I've put a new paper up on SSRN.com on the rule of law and legal education. The introduction reads:
When we connect legal education and the rule of law it has two connotations: to what extent should legal education be protected by the rule of law, and to what extent should the rule of law be taught within legal education. It is not difficult to see how both connotations could cause problems in certain countries where the rule of law might exist in a different form. For example, China is becoming a rule of law-based country in respect of its commercial and intellectual property rights. Yet its record on human rights and the due prosecution of them is abysmal. The rule of law like most legal rubrics is slippery and tends to avoid easy definition (May 2014). Jeremy Waldron captures this when he says “…people’s estimation of the importance of the Rule of Law sometimes depends on which paradigm of law is being spoken about (Waldron 2012: 9).” For Aristotle safety was located in customary law and for Hayek it was the evolutionary development of the Common Law (id; but cf.

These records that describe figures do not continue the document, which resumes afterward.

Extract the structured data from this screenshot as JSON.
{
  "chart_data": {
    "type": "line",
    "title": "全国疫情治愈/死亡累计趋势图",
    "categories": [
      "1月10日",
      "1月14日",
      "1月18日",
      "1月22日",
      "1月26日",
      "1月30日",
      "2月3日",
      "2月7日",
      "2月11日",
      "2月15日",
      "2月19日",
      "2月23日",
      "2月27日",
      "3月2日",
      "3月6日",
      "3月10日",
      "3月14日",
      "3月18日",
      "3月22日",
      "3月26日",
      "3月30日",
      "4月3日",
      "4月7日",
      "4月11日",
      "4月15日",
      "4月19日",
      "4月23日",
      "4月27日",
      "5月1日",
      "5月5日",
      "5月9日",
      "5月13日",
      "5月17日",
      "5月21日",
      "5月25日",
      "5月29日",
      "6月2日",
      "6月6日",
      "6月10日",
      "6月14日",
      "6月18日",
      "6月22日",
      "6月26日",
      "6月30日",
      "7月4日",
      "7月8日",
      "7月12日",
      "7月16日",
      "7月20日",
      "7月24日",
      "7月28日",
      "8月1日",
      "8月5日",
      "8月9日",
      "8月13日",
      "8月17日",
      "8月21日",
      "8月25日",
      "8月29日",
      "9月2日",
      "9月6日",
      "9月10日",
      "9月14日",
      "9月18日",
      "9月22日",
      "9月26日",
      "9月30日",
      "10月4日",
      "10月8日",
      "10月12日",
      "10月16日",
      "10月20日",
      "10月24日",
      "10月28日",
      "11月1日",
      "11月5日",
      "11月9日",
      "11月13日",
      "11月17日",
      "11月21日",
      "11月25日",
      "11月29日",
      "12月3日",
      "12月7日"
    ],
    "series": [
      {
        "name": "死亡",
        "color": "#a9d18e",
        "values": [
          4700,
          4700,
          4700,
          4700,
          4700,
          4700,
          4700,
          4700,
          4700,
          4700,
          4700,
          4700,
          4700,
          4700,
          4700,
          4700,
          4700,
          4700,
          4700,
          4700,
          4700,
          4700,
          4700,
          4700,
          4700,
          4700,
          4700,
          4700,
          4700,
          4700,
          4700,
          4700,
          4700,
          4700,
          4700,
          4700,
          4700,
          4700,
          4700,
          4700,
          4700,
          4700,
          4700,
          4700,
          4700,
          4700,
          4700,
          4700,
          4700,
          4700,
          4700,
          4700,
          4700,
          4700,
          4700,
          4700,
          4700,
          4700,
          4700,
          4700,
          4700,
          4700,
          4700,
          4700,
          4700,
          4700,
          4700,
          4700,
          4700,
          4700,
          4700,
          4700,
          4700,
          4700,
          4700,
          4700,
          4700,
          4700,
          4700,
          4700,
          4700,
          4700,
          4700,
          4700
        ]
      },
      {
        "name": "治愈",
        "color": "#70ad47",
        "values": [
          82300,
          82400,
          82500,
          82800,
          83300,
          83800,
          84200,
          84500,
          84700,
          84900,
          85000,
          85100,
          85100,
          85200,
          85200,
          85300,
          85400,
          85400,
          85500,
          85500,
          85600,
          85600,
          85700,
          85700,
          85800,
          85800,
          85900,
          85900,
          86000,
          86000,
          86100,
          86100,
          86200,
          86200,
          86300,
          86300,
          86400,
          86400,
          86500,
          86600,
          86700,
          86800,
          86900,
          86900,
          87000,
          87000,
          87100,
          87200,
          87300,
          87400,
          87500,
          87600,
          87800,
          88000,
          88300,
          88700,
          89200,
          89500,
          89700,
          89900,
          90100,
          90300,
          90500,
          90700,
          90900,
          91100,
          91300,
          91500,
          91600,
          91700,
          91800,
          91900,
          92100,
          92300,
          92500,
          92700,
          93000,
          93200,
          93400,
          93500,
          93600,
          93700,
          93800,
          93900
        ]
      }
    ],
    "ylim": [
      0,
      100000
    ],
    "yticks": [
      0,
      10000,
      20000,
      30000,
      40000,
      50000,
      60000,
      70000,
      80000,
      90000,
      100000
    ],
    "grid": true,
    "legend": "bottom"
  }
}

May 2012). Tom Bingham’s idea of a thick definition of the rule of law has appealing since it is elastic and has an anthropological intuition about it that maintains a connection to community (Bingham 2010). In contrast to Waldron who would keep the rule of law at a meta-level rather than a substantive one, Bingham includes specific instances of rule categories such as, notably, the Universal Declaration of Human Rights in which the right to education is enshrined (id: 83).

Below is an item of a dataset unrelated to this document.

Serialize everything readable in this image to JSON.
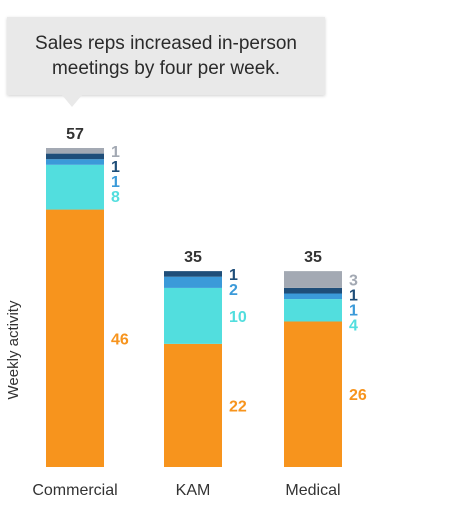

In this chapter my focus is not so much on the theoretical debates surrounding the rule of law but rather how it is implicated and treated in the developments of modern legal education and practice. I first analyse the changing legal world for which the salient period is the post-World War II to the present. We have the rise of the international and transnational institutions and the emergence of the modern, organization-based, and increasingly financialised, legal profession that plays a significant role in globalization. To provide the labour force for the profession the academy’s role has come to the fore and is now the main gateway to the legal profession. Even with its duality of roles as reproducer and gatekeeper, the academy is now more remote from the profession. This in part reflects a desire on the part of the legal academy to be a more academic and intellectual member of the academy than hitherto (Cownie 2004). The rise of subspecialties within law marks this shift as does the increased number of law professors with PhDs, often in other disciplines. The increased tensions between the academy and the profession have fostered argument over both the content and structure of the law degree. One might almost ask if the issue is not so much the rule of law but the rule of lawyers. Finally I examine some of the challenges for legal education—such as the rise of legal technology—that will have enormous effects on legal practice and the rule of law, especially where it abuts access to justice.
My approach to the topic is essentially sociological, which means I ask under what conditions would the rule of law be promoted or diminished and by whom? In this respect I look to the legal profession, courts, and legal academy as key players. By this I mean they are crucial to the design of the legal system and its implementation. The relationship of the legal profession to the state or market can signify to what extent lawyers might be viewed as radical or conservative in their approach to legality and juridical questions (Rueschemeyer 1973). For example, Weber (1978) saw the English legal profession as a craft-based profession with relatively little input from the academy. The development of the common law therefore depended on the creativity of practitioners who became used to devising solutions to problems as they arose. In the absence of a legal code, lawyers innovated in law through an ad hoc process. On the mainland continent, and in many other countries, the civil code system depended on commentaries by academics that kept the law in tune with its primary principles. This resulted in a different but less innovative law making. Thus, for example, whereas in Germany pfandbriefe are creatures of statute, in the UK they were created by contract using common law principles (Flood 2007). The alliance between the state, academy, and legal profession is much stronger in code systems whereas common law jurisdictions are typically associated with the market and so depend far more on practitioners.